An SRX parser or working Punkt implementation in Rust would be great. I might take a look at writing one in the near future (bminixhofer/nlprule#15).
I don't think that in the end there will be any sentence splitter that works well for any given language.
Probably in the configuration file we should allow each language to pick their preferred splitter.
--
For Thai sentence splitters, we have few:
- thai-segmenter https://github.com/Querela/thai-segmenter - trained on ORCHID corpus (formal/scientific document), features including POS
- CRFcut https://pythainlp.github.io/docs/2.3/api/tokenize.html#module-pythainlp.tokenize.crfcut - trained on TED Talk subtitles, so the output could be more like a clause, not a sentence (but that's very debatable in Thai linguistic circle anyway if the language has a construct that is really a "sentence" like in some other languages)
Should have linked https://discourse.mozilla.org/t/future-of-the-sentence-extractor-your-input-is-required/78139 here as well.

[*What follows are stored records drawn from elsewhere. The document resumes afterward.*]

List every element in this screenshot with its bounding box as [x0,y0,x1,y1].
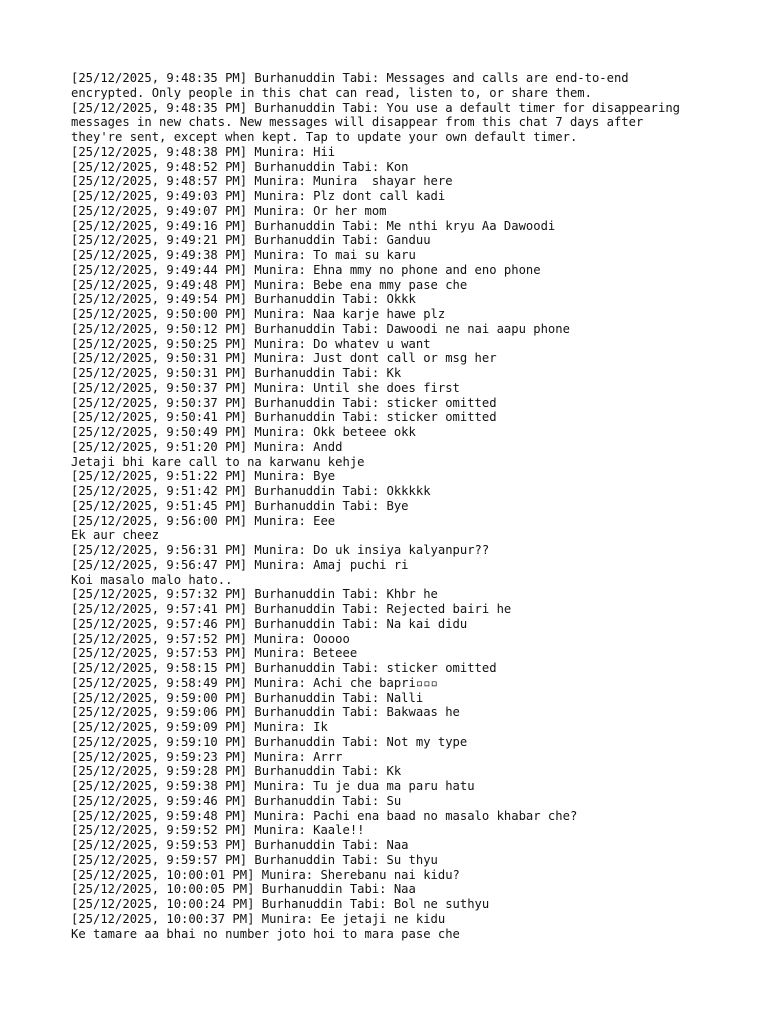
chat-line: [25/12/2025, 9:56:31 PM] Munira: Do uk insiya kalyanpur?? [71,543,490,557]
chat-line: [25/12/2025, 9:48:57 PM] Munira: Munira shayar here [71,174,453,189]
chat-line: [25/12/2025, 9:58:49 PM] Munira: Achi che bapri▫▫▫ [71,675,438,690]
chat-line: [25/12/2025, 9:51:42 PM] Burhanuddin Tabi: Okkkkk [71,484,431,498]
chat-line: [25/12/2025, 9:56:00 PM] Munira: Eee [71,513,336,528]
chat-line: Koi masalo malo hato.. [71,572,233,587]
chat-line: [25/12/2025, 9:57:41 PM] Burhanuddin Tabi: Rejected bairi he [71,602,512,616]
chat-line: messages in new chats. New messages will disappear from this chat 7 days after [71,115,644,130]
chat-line: [25/12/2025, 9:48:35 PM] Burhanuddin Tabi: Messages and calls are end-to-end [71,71,629,85]
chat-line: [25/12/2025, 9:59:06 PM] Burhanuddin Tabi: Bakwaas he [71,705,460,720]
chat-line: [25/12/2025, 9:51:22 PM] Munira: Bye [71,469,336,484]
chat-line: [25/12/2025, 9:59:10 PM] Burhanuddin Tabi: Not my type [71,734,468,749]
chat-line: [25/12/2025, 9:59:09 PM] Munira: Ik [71,720,328,734]
chat-line: [25/12/2025, 9:56:47 PM] Munira: Amaj puchi ri [71,557,409,572]
chat-line: [25/12/2025, 9:50:37 PM] Munira: Until she does first [71,380,460,395]
chat-line: [25/12/2025, 9:59:52 PM] Munira: Kaale!! [71,823,365,838]
chat-line: Jetaji bhi kare call to na karwanu kehje [71,454,365,469]
chat-line: [25/12/2025, 9:49:21 PM] Burhanuddin Tabi: Ganduu [71,233,431,248]
chat-line: [25/12/2025, 9:59:38 PM] Munira: Tu je dua ma paru hatu [71,779,475,793]
chat-line: [25/12/2025, 9:58:15 PM] Burhanuddin Tabi: sticker omitted [71,661,497,675]
chat-line: they're sent, except when kept. Tap to update your own default timer. [71,130,578,144]
chat-line: [25/12/2025, 9:48:52 PM] Burhanuddin Tabi: Kon [71,159,409,174]
chat-line: [25/12/2025, 9:49:03 PM] Munira: Plz dont call kadi [71,189,446,203]
chat-line: [25/12/2025, 9:50:37 PM] Burhanuddin Tabi: sticker omitted [71,395,497,410]
chat-line: [25/12/2025, 9:48:38 PM] Munira: Hii [71,144,336,159]
chat-line: [25/12/2025, 9:59:53 PM] Burhanuddin Tabi: Naa [71,838,409,852]
chat-line: [25/12/2025, 9:51:45 PM] Burhanuddin Tabi: Bye [71,498,409,513]
chat-line: [25/12/2025, 9:59:23 PM] Munira: Arrr [71,749,343,764]
chat-line: [25/12/2025, 9:51:20 PM] Munira: Andd [71,439,343,454]
chat-line: Ek aur cheez [71,528,160,543]
chat-line: [25/12/2025, 10:00:24 PM] Burhanuddin Tabi: Bol ne suthyu [71,897,490,911]
chat-line: [25/12/2025, 9:50:49 PM] Munira: Okk beteee okk [71,425,416,439]
chat-line: Ke tamare aa bhai no number joto hoi to mara pase che [71,926,460,941]
chat-line: [25/12/2025, 9:50:12 PM] Burhanuddin Tabi: Dawoodi ne nai aapu phone [71,321,570,336]
chat-line: encrypted. Only people in this chat can read, listen to, or share them. [71,85,592,100]
chat-line: [25/12/2025, 10:00:05 PM] Burhanuddin Tabi: Naa [71,882,416,897]
chat-line: [25/12/2025, 9:50:31 PM] Burhanuddin Tabi: Kk [71,366,402,380]
chat-line: [25/12/2025, 9:59:57 PM] Burhanuddin Tabi: Su thyu [71,852,438,867]
chat-line: [25/12/2025, 9:50:31 PM] Munira: Just dont call or msg her [71,351,497,366]
chat-line: [25/12/2025, 9:59:46 PM] Burhanuddin Tabi: Su [71,793,402,808]
chat-line: [25/12/2025, 9:49:44 PM] Munira: Ehna mmy no phone and eno phone [71,262,541,277]
chat-line: [25/12/2025, 9:59:48 PM] Munira: Pachi ena baad no masalo khabar che? [71,808,578,823]
chat-line: [25/12/2025, 10:00:01 PM] Munira: Sherebanu nai kidu? [71,867,460,882]
chat-line: [25/12/2025, 9:50:25 PM] Munira: Do whatev u want [71,336,431,351]
chat-line: [25/12/2025, 9:49:38 PM] Munira: To mai su karu [71,248,416,262]
chat-line: [25/12/2025, 9:59:00 PM] Burhanuddin Tabi: Nalli [71,690,424,705]
chat-line: [25/12/2025, 9:49:48 PM] Munira: Bebe ena mmy pase che [71,277,468,292]
chat-line: [25/12/2025, 9:49:16 PM] Burhanuddin Tabi: Me nthi kryu Aa Dawoodi [71,218,556,233]
chat-line: [25/12/2025, 9:57:53 PM] Munira: Beteee [71,646,358,661]
chat-export-text [71,71,761,941]
chat-line: [25/12/2025, 9:49:54 PM] Burhanuddin Tabi: Okkk [71,292,416,307]
chat-line: [25/12/2025, 9:49:07 PM] Munira: Or her mom [71,203,387,218]
chat-line: [25/12/2025, 9:57:52 PM] Munira: Ooooo [71,631,350,646]
chat-line: [25/12/2025, 9:48:35 PM] Burhanuddin Tabi: You use a default timer for disappearing [71,100,681,115]
chat-line: [25/12/2025, 9:50:41 PM] Burhanuddin Tabi: sticker omitted [71,410,497,425]
chat-line: [25/12/2025, 9:57:32 PM] Burhanuddin Tabi: Khbr he [71,587,438,602]
chat-line: [25/12/2025, 10:00:37 PM] Munira: Ee jetaji ne kidu [71,911,446,926]
chat-line: [25/12/2025, 9:57:46 PM] Burhanuddin Tabi: Na kai didu [71,616,468,631]
chat-line: [25/12/2025, 9:50:00 PM] Munira: Naa karje hawe plz [71,307,446,321]
chat-line: [25/12/2025, 9:59:28 PM] Burhanuddin Tabi: Kk [71,764,402,779]
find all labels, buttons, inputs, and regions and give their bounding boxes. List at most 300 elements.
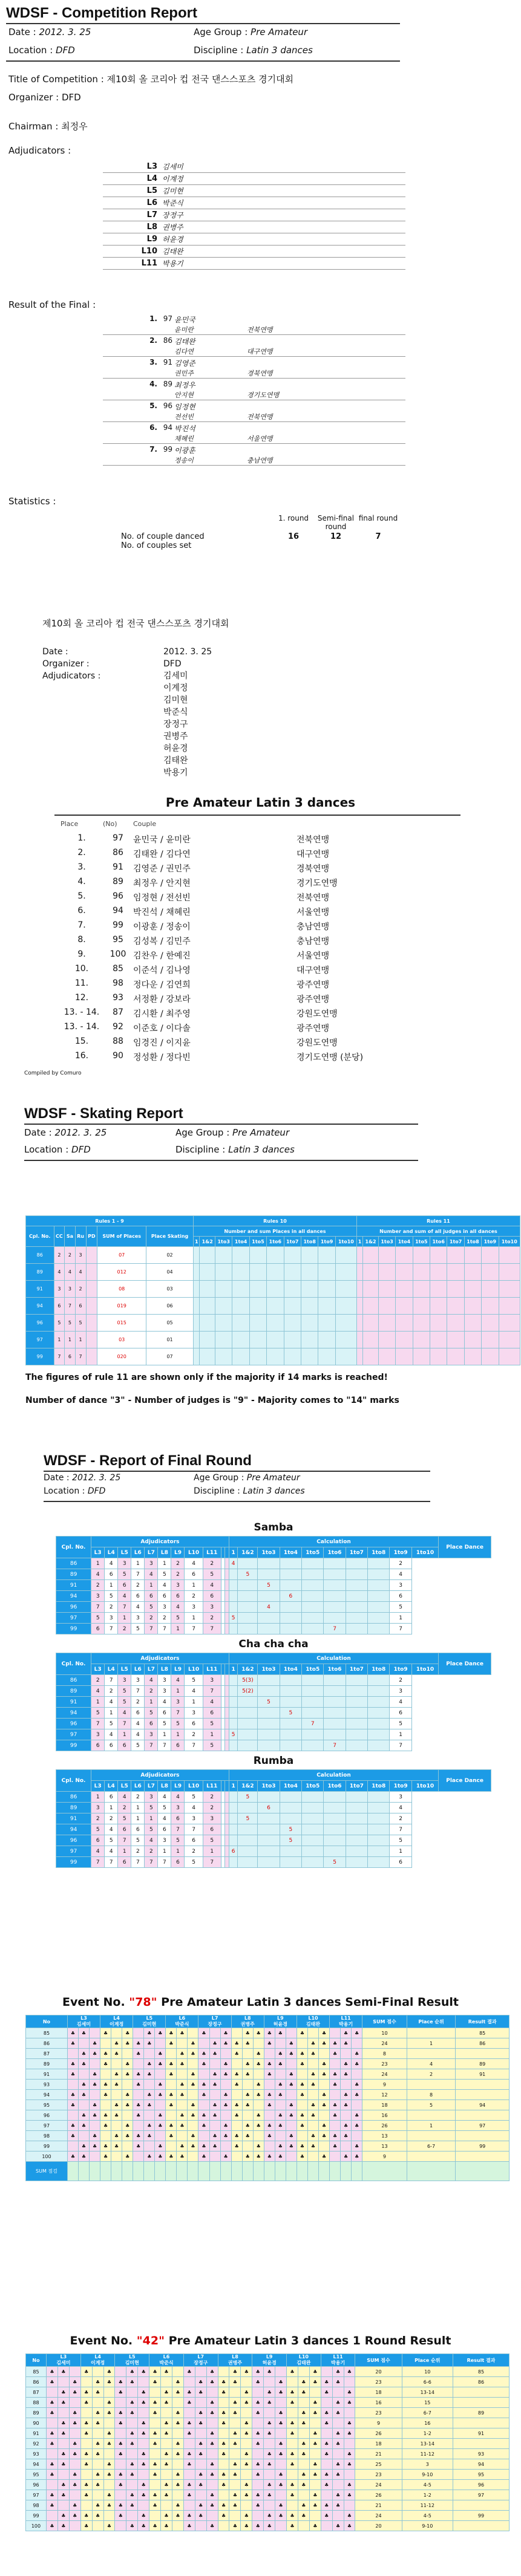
- place-cell: 9-10: [402, 2470, 453, 2480]
- mark-cell: [115, 2521, 126, 2531]
- mark-cell: ♣: [332, 2470, 344, 2480]
- judge-mark: 4: [91, 1686, 105, 1697]
- cpl-no: 89: [26, 1264, 54, 1281]
- header-col: 1&2: [200, 1237, 215, 1247]
- judge-mark: 5: [91, 1613, 105, 1624]
- cpl-no: 91: [56, 1580, 91, 1591]
- calc-cell: [280, 1846, 301, 1857]
- result-cell: 91: [456, 2069, 510, 2080]
- header-sum: SUM of Places: [97, 1226, 146, 1247]
- calc-cell: [280, 1602, 301, 1613]
- sum-check-row: [26, 2162, 510, 2181]
- mark-cell: [92, 2428, 103, 2439]
- calc-cell: [229, 1624, 238, 1634]
- rule10-cell: [267, 1298, 284, 1315]
- place-cell: [407, 2028, 456, 2038]
- list-club: 대구연맹: [297, 966, 330, 975]
- mark-cell: ♣: [92, 2480, 103, 2490]
- mark-cell: ♣: [172, 2470, 183, 2480]
- mark-cell: ♣: [172, 2377, 183, 2387]
- header-col: 1to10: [335, 1237, 356, 1247]
- list-club: 대구연맹: [297, 850, 330, 859]
- header-cpl: Cpl. No.: [56, 1653, 91, 1675]
- footer-note: Compiled by Comuro: [24, 1070, 82, 1076]
- calc-cell: [346, 1558, 367, 1569]
- mark-cell: [172, 2490, 183, 2500]
- mark-cell: ♣: [100, 2028, 111, 2038]
- skating-row: [26, 1315, 520, 1332]
- mark-cell: [321, 2459, 332, 2470]
- place-dance: 2: [390, 1675, 411, 1686]
- mark-cell: [138, 2470, 149, 2480]
- header-no: No: [26, 2015, 68, 2028]
- calc-cell: [238, 1613, 258, 1624]
- calc-cell: [302, 1697, 324, 1708]
- mark-cell: ♣: [67, 2059, 78, 2069]
- rule10-cell: [249, 1315, 266, 1332]
- adjudicator-row: [103, 233, 405, 246]
- rule10-cell: [249, 1264, 266, 1281]
- mark-cell: [341, 2141, 352, 2152]
- mark-cell: ♣: [133, 2110, 144, 2121]
- judge-mark: 5: [158, 1719, 171, 1729]
- mark-cell: [177, 2038, 188, 2049]
- cpl-no: 99: [26, 1348, 54, 1365]
- header-judge: [264, 2015, 297, 2028]
- judge-mark: 4: [158, 1792, 171, 1803]
- mark-cell: ♣: [229, 2459, 241, 2470]
- mark-cell: [161, 2470, 172, 2480]
- mark-cell: [103, 2387, 115, 2398]
- mark-cell: ♣: [330, 2069, 341, 2080]
- mark-cell: [80, 2408, 92, 2418]
- list-place: 7.: [77, 920, 86, 930]
- cpl-no: 91: [56, 1813, 91, 1824]
- calc-cell: [346, 1813, 367, 1824]
- mark-cell: ♣: [149, 2521, 161, 2531]
- judge-mark: 2: [145, 1613, 158, 1624]
- cpl-no: 87: [26, 2387, 47, 2398]
- final-title: WDSF - Report of Final Round: [44, 1452, 252, 1469]
- mark-cell: [253, 2038, 264, 2049]
- judge-mark: 6: [118, 1740, 131, 1751]
- judge-name: 권병주: [228, 2360, 243, 2366]
- calc-cell: 5: [229, 1729, 238, 1740]
- mark-cell: ♣: [92, 2511, 103, 2521]
- mark-cell: ♣: [321, 2377, 332, 2387]
- calc-cell: [280, 1813, 301, 1824]
- mark-cell: ♣: [241, 2387, 252, 2398]
- header-number-11: Number and sum of all judges in all dances: [356, 1226, 520, 1237]
- rule10-cell: [232, 1332, 249, 1348]
- judge-name: 이계정: [90, 2360, 105, 2366]
- rule10-cell: [249, 1247, 266, 1264]
- header-col: 1to9: [318, 1237, 335, 1247]
- list-no: 95: [113, 935, 123, 945]
- mark-cell: [330, 2028, 341, 2038]
- mark-cell: ♣: [69, 2511, 80, 2521]
- mark-cell: ♣: [330, 2100, 341, 2110]
- chairman: Chairman : 최정우: [8, 121, 88, 132]
- rule11-cell: [363, 1315, 379, 1332]
- mark-cell: ♣: [252, 2398, 264, 2408]
- mark-cell: ♣: [198, 2080, 209, 2090]
- calc-cell: [280, 1857, 301, 1868]
- list-place: 1.: [77, 833, 86, 843]
- final-result-list: [103, 314, 405, 467]
- judge-mark: 7: [91, 1719, 105, 1729]
- cpl-no: 90: [26, 2418, 47, 2428]
- calc-cell: [258, 1613, 280, 1624]
- rule10-cell: [232, 1298, 249, 1315]
- calc-cell: [346, 1729, 367, 1740]
- judge-mark: 2: [131, 1580, 145, 1591]
- list-couple: 박진석 / 채혜린: [133, 908, 191, 917]
- stat-row-set: No. of couples set: [121, 541, 192, 550]
- sum-cell: 20: [355, 2367, 402, 2377]
- place-cell: 5: [407, 2100, 456, 2110]
- header-calc: 1to10: [411, 1781, 438, 1792]
- mark-cell: ♣: [155, 2028, 166, 2038]
- sum-places: 08: [97, 1281, 146, 1298]
- mark-cell: [220, 2049, 231, 2059]
- judge-mark: 4: [203, 1697, 221, 1708]
- calc-cell: [346, 1624, 367, 1634]
- calc-cell: [302, 1591, 324, 1602]
- mark-cell: ♣: [253, 2110, 264, 2121]
- mark-cell: ♣: [229, 2500, 241, 2511]
- mark-cell: ♣: [242, 2090, 253, 2100]
- list-rows: [61, 833, 424, 1065]
- mark-cell: ♣: [341, 2069, 352, 2080]
- header-col: 1&2: [363, 1237, 379, 1247]
- calc-cell: 5: [238, 1792, 258, 1803]
- judge-mark: 7: [145, 1857, 158, 1868]
- mark-cell: [90, 2121, 100, 2131]
- mark-cell: [264, 2470, 275, 2480]
- judge-name: 박용기: [331, 2360, 346, 2366]
- mark-cell: ♣: [126, 2490, 138, 2500]
- mark-cell: [172, 2367, 183, 2377]
- final-lady: 전선빈: [174, 413, 194, 421]
- judge-mark: 1: [171, 1729, 185, 1740]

Thanks everyone for the input here. I've added the possibility to use Python-based segmenters instead of rust-punkt
in #150. You can find more information about it here: https://github.com/common-voice/cv-sentence-extractor#using-a-different-segmenter-to-split-sentences. Note that this is experimental for now, but would solve quite a few issues. I'll close this issue here, and we can file more issues if further adjustments are needed.